In the 1870s, workers in Ireland could double their wages by coming to the United States. In the 1990s, workers in Guatemala could raise their wages sixfold by coming to the Unted States. In another study, the University of Wisconsin's John Keenan estimated that completely opening the borders would increase the average developing country worker's salary from $8,903 to $19,272 — more than double.
2. It's very good for the economy as a whole
Economists have tried to put a dollar figure on how much the world economy would grow if we just removed all immigration restrictions overnight. The answer: a lot. Angel Aguiar and Terrie Walmsley modeled the effects of three U.S. policy alternatives — full deportation of Mexican immigrants, full legalization and full legalization with increased border control — and found, unsurprisingly, that full deportation reduces gross domestic product and the others would add. Deportation reduces GDP by 0.61 percent, legalization with border control increases it by 0.17 percent and legalization without border control increases it by 0.53 percent.

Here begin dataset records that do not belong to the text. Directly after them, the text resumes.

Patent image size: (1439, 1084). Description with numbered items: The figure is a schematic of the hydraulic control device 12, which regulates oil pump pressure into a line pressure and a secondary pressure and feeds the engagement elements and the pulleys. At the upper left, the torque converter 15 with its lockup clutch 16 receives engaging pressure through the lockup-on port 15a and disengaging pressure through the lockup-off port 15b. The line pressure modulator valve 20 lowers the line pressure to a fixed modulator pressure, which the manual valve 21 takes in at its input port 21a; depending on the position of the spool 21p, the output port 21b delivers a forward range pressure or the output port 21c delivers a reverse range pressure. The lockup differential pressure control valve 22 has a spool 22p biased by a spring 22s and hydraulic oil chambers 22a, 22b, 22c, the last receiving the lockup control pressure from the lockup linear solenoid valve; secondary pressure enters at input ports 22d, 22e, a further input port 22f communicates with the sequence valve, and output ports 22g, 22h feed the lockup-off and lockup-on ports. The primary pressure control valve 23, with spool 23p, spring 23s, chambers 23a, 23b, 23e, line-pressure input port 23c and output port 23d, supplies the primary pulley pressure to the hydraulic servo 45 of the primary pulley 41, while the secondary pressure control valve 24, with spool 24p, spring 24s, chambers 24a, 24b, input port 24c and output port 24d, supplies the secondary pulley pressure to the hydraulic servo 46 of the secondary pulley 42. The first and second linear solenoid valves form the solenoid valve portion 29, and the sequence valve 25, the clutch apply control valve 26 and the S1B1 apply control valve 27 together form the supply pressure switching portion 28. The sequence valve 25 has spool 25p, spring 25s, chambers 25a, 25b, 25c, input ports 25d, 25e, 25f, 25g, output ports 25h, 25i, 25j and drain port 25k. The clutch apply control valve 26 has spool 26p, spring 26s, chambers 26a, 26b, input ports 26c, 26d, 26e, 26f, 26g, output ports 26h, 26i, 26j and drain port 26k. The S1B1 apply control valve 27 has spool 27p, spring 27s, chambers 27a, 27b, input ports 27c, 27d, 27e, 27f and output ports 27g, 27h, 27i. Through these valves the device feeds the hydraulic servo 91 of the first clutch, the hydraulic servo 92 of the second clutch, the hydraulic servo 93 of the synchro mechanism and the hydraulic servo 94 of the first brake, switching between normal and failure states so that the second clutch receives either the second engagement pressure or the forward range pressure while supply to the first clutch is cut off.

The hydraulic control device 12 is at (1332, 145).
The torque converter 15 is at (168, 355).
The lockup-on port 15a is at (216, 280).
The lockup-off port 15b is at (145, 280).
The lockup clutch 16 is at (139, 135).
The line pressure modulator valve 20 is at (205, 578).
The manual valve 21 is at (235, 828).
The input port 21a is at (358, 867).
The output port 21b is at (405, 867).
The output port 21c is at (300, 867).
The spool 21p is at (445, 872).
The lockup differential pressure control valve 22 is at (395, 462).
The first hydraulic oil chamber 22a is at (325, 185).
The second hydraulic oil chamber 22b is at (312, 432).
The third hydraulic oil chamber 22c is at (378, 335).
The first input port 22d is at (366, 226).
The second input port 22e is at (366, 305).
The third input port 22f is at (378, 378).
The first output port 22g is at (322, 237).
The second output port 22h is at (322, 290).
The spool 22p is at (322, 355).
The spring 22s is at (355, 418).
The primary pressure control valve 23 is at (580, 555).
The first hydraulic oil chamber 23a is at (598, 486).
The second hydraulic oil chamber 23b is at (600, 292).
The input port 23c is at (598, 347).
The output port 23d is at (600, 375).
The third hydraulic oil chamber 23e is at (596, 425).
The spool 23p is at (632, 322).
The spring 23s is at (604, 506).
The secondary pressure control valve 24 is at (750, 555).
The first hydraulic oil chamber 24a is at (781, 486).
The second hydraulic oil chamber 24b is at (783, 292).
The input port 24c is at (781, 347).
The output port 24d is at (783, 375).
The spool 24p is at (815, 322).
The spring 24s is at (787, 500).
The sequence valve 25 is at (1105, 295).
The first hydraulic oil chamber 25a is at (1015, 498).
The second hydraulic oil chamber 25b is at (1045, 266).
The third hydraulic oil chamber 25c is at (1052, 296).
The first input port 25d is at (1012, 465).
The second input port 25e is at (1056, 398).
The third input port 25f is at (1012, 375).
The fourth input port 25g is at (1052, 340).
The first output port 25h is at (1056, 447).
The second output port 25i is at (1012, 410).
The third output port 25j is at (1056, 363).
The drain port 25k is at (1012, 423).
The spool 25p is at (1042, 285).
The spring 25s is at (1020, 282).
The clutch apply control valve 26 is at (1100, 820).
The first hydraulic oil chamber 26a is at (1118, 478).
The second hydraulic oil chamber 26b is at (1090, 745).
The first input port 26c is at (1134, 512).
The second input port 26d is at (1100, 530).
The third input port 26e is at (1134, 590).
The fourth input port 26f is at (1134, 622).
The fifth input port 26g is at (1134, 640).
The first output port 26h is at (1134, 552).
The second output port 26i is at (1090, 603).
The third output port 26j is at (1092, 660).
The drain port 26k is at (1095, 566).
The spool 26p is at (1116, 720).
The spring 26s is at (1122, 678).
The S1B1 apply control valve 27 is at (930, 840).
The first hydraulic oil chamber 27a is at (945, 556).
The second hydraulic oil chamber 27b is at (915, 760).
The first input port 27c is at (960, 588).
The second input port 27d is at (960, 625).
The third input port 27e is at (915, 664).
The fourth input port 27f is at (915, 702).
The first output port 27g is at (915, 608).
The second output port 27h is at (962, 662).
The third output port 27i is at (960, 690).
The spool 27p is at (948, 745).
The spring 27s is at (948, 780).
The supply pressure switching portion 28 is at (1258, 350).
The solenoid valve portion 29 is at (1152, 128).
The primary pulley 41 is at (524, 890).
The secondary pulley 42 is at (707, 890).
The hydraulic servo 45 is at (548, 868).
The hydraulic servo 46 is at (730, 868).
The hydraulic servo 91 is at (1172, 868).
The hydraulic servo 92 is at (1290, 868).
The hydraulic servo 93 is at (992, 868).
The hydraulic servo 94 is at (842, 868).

Pritchett, meanwhile, compared what open borders would do to world GDP, compared to completely free movement of capital and completely free trade with developing countries. It's not even close. Open borders increase world GDP by $65 trillion. Let me repeat that. $65 trillion — with a 't'. The others don't even come close:
3. It increases innovation
Businessweek's Charles Kenny, who's also a fellow at the Center for Global Development, highlighted a slew of studies suggesting that high-skilled immigration is key to innovation in America. Foreign nationals living in the United States accounted for 25.6 percent of all patent applications and founded 26 percent of start-ups, including a majority of Silicon Valley start-ups. In addition, an increase in immigrants with higher education diplomas is associated with an increase in patenting. Charles Lin at Rutgers found that an expansion of high-skilled visas passed in 1998 increased revenue at affected companies by 15 percent.
4. The typical native-born worker probably benefits
There's a lot of debate on this one. A 2010 white paper by Gianmarco Ottaviano, Giovanni Peri and Greg Wright found that less expensive immigrant labor has a "positive net effect on native employment." In another paper, Peri found that U.S. immigration from 1990 to 2006 increased real wages by 2.86 percent. Put together, Peri's research forms the strongest basis for arguing that immigration increases wages for native-born American workers. Patricia Cortes at Unviersity of Chicago has confirmed his findings, Heidi Sheirholz at EPI and Raúl Hinojosa-Ojeda at the Center for American Progress, similarly, have found across-the-board gains from immigration (or, in the latter case, comprehensive immigration reform) to wages.
George Borjas and Lawrence Katz, two Harvard labor economists who tend to be more skeptical of the benefits from immigration, beg to differ. Between 1980 and 2000, U.S. workers saw their wages fall in the short-run by 3.4 percent due to immigration. In the long-run, the economy adjusts such that the overall effect is minimal, but the short term figures are still a cause for concern.
Unsurprisingly, Peri and Ottaviano dispute Borjas and Katz's methodology. They argue that Borjas and Katz inaccurately assume that U.S. and foreign workers are perfect substitutes. That's a problematic assumption, since immigrants tend to do a different kind of labor, one which might not even exist in their absence. "[Immigration opponents] say 'we Americans could do the job!' but they don’t say 'we’ll do the job at a significantly higher price at which the job wouldn’t exist,'" said Jagdish Bhagwati, a trade and immigration economist at Columbia and the Council on Foreign Relations. Borjas and Katz also neglect the indirect benefits that immigration provides to all groups through increasing growth.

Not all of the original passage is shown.